Samsung Electronics Co. will start selling its foldable-screen smartphone by September, following a delayed rollout earlier this year after tech reviewers found structural flaws.
Samsung, the world’s largest smartphone maker, promised it had dealt with the issues, by altering the device’s top protective layer, strengthening the hinges and adding extra display protection, the South Korean company said on Thursday.
Called the Galaxy Fold, the device—priced at nearly $2,000—promises to offer a radical design shake-up for smartphones, which have retained a similar look for over a decade.
It sports a tablet-size screen that folds in half like a book, giving users the portability of a phone that could fit in a consumer’s hand, pocket or purse. When folded, the phone boasts a second, smaller display on the outside that can perform most tasks.
Just days before a planned April 26 release, tech reviewers who were given early test models of the Galaxy Fold phone encountered problems. Some unknowingly peeled off the top layer of the device’s display, thinking it was a protective cover. Others encountered issues related to hinges or flickering screens.
The product flap with the foldable-screen phone brought back painful memories of Samsung’s 2016 global recall of Galaxy Note 7 devices over faulty batteries that caused some devices to catch fire. The incident tarnished Samsung’s brand and cost the company billions of dollars.
Samsung will release the Galaxy Fold in select markets but didn’t specify where.
Americans who preordered the device before the April delay eventually had their purchases canceled.
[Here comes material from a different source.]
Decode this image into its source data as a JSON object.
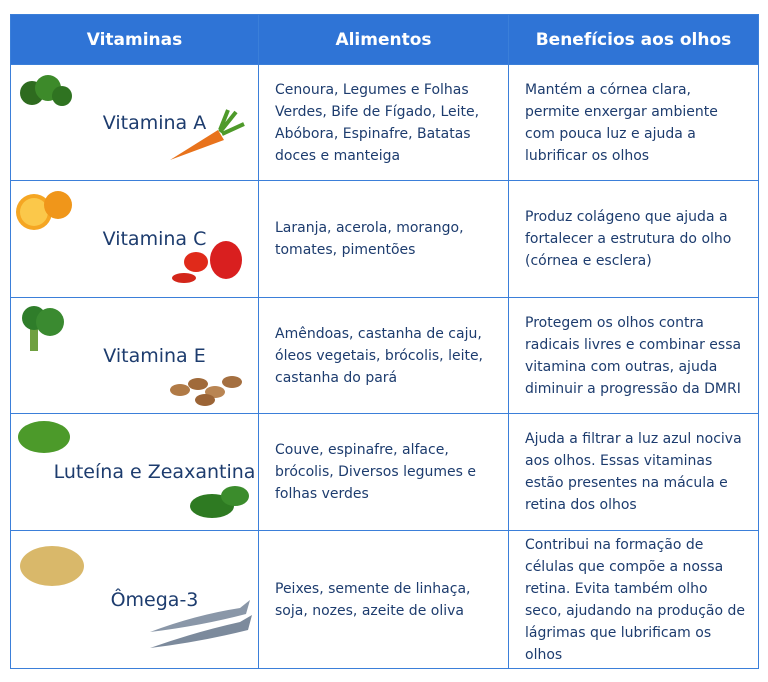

In a message to those customers, Samsung said it would provide a firm ship-by date closer to the device’s launch. “Right now we’re in the process of conducting final product tests on these improvements,” Samsung said in the note, which was reviewed by The Wall Street Journal.
The tech giant had pinned high hopes on the Galaxy Fold, seeing it as a way to reassert Samsung’s status as an industry innovator after a tough year. Even with the delay, Samsung’s Galaxy Fold still appears likely to be the first mainstream foldable-screen device, as Huawei Technologies Co.’s rival phone has also faced setbacks due to U.S. restrictions.
Huawei, which has surpassed Apple Inc. as the world’s second-largest phone maker in recent quarters, has matched Samsung on features while offering devices at lower prices.
Samsung’s sales suffered because of Huawei’s advance. During the first three months of 2019, Samsung’s smartphone shipments fell 8%, a bigger drop than the industry’s 6.6% decline, according to International Data Corp., a market researcher.